Dedecation to the right kind of education must be wholly voluntary. It should not be the result of any kind of persuasion, or of any hope of personal gain; and it must be devoid of the fears that arise from the craving for success and achievement. The identification of oneself with the succes and failure of a school is still within the field of personal motive. If to teach is one's vocation, if one looks upon the right kind of education as a vital need for the individual, then one will not allow oneself to be hindered or in any way side-tracked either by one's own ambitions or by those of another; one will find time and opportunity for this work, and will set about it without seeking reward, honour or fame. Then all other things - family, personal security, comfort - become of secondary importance.

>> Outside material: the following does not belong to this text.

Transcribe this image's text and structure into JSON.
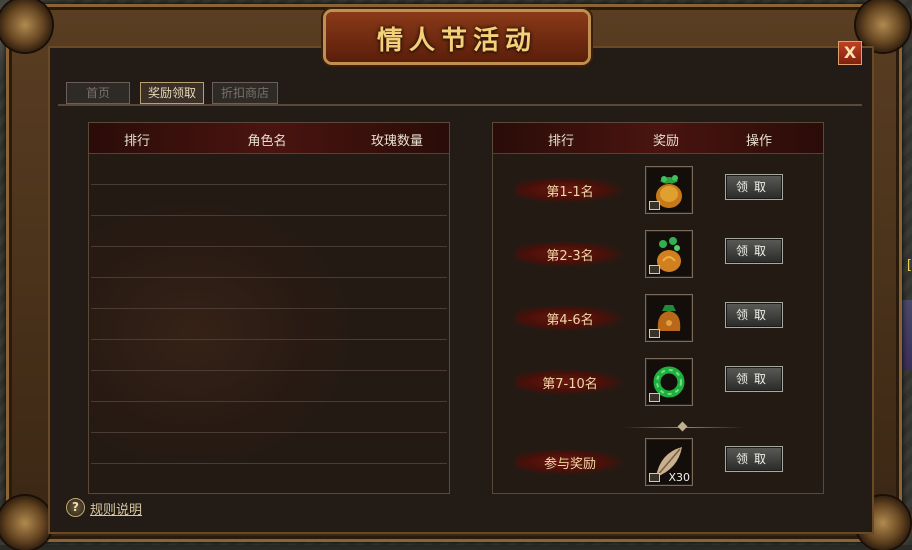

If we are earnest about being the right kind of teachers, we shall be thoroughly dissatisfied, not with a particular system of education, but with all systems, because we see that that no educational method can free the individual. A method or a system may condition him to a different set of values, but it cannot make him free.

One has to be very watchful also not to fall into one's own particular system, which the mind is ever building. To have a pattern of conduct, of action, is a convenient and safe procedure, and that is why the mind takes shelter within its formulation. To be constantly alert is bothersome and exacting, but to develop and follow a method does not demand thought.

Repetition and habit encourage the mind to be sluggish; a shock needed to awaken it, which we then call a problem. We try to solve this problem according to our well worn explanations, justifications and condemnations, all of which puts the mind back to sleep again. In this form of sluggishness the mind is constantly being caught, and the right of educator not only puts an end to it within himself, but also help his students to be aware of it.

Some may ask, "How does one become the right kind of educator?" Surely, to ask "how" indicates, not a free mind, but a mind that is timorous, that is seeking an advantage, a result. The hope and the effort to become something only makes the mind conform to the desired end, while a free mind is constantly watching, learning, and therefore breaking through its self-projected hindrances.

Freedom is at the beginning, it is not something to be gained at the end. The moment one asks "how", one is confronted with unsurmountable difficulties, and the teacher who is eager to dedicate his life to education will never ask this question, for he knows that there is no method by which one can become the right kind of educator. If one is vitally interested, one does not ask for a method that will assure one of the desired result.